One of Korea’s intellectual property stars is NBM (Natural Bio-Materials), which produces a range of high-grade, animal-free and endotoxin-free growth factors made from rice cell culture. Some like, Nutrex and YCellBio Med, straddle cosmeceutical and pharmaceutical territory. The former has patented a protein synthesis technology and produces a dozen growth factors, including VEGF and KEGF for hair care applications. The latter specialises in platelet rich plasma for dermatology and ophthalmology. PnP Biopharm is active in oligopeptides and growth factors. Many of these high tech ingredients feed directly into cosmeceutical formulas.
Korea’s hospitals and clinics are top destinations for medical tourism, including cosmetic surgery and laser skin treatments. This drives innovation in high end beauty equipment for diagnosis and treatment of skin and hair concerns. These technologies, used in labs, clinics and retail outlets, also filter into products and beauty devices for home use. Advances in pharmaceutics and aesthetic research fuel the innovation pipeline at the nation’s beauty giants Amorepacific and LG Household & Healthcare.

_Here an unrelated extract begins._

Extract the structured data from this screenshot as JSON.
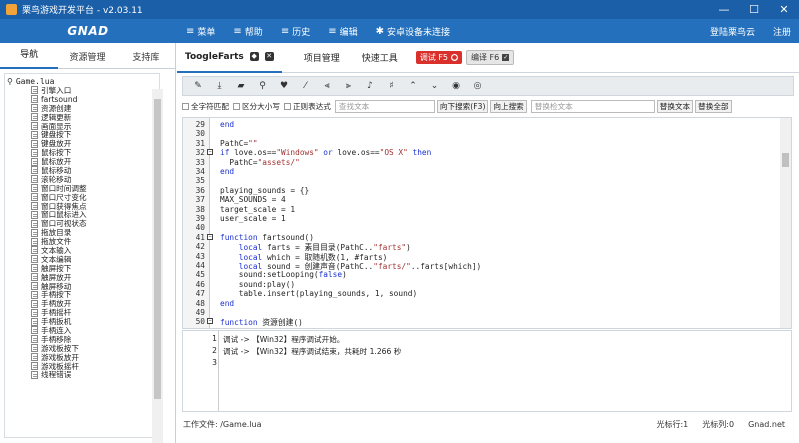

Like the US, Korea has a wealth of cosmeceutical and doctor branded skincare. Popular favourites include Dr Jart+, IOPE, IsaKnox, Dr Pharm, Dr G and Dorissiderm. Many of these are backed by medical doctors or created by dermatologists.
Seoul’s notoriously sweltering summers mean hydrating mists and cooling masks are must-haves to beat the heat. Brands have taken the trend for cold-pressed ingredients a step further with refrigeration technology. LG’s Frostine, introduced three years ago, claims to be the first refrigerated 5℃ skincare line and Prangenidin uses refrigeration technology in its anti-ageing line.